Tom Scollon
Tom Scollon
Chief Editor

I would like to digress this week from my mission to cover world markets.

It is a most important digression – ‘beware the dividend traps or, in other words, beware fool’s gold.

With share pieces plummeting, and for most companies no revision of dividends, it stands to reason that dividend yields would be, well, ‘suss’. The word means suspicious, and it is aptly used.

Dividend yield is a percentage ratio of dividend, divided by the company’s share price. As prices fall and there is no change to dividend, yield increases. As we know too well, equity prices are falling and dividend yield is increasing. To many these dividends now appear very attractive. Many investors take yield into account when making investing decisions.

One of the shortcomings of relying on fundamental data such as dividend is that it is mostly out of date. In the case of yield the data can be misleading by as much as 12 months. Data is historical and thus backward looking. I am not saying it is useless but that it should be read with come caution.

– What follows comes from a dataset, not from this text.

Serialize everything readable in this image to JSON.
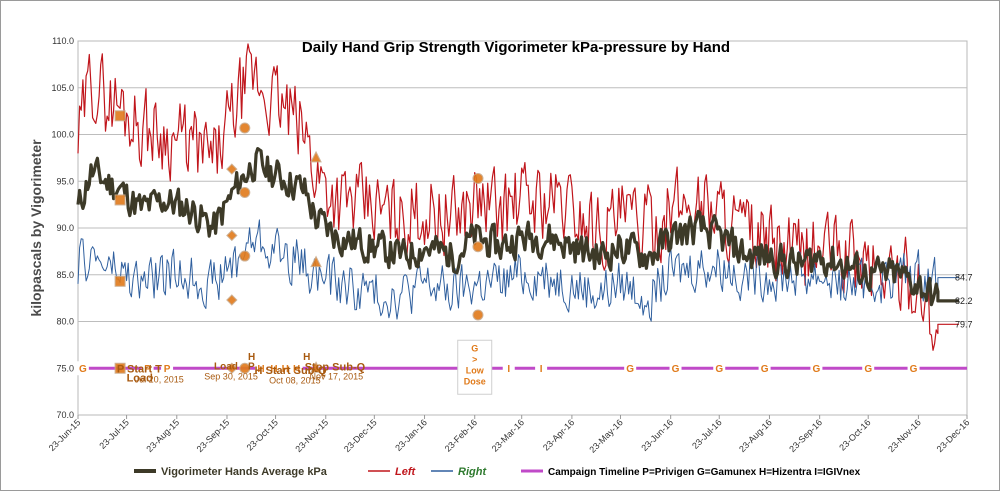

As we approach reporting season, expect some earnings surprises in which we will see downward revisions of profits and thus dividends. Many companies may try the old trick of maintaining dividend in the hope that there will not be a further sell down of its share price. Of course, we can say with near certainly that such stocks have already been sold down. The Instos who are closer to the action than the average retail investor will have sensed that all is not right and quietly started to sell.

One of the concerns for companies maintaining the same dividend on a falling profit is that the ‘payout ratio’ can rise beyond maintainable levels. At some point there will be a day of reckoning.

As they say – if it sounds too good to be true, it probably is.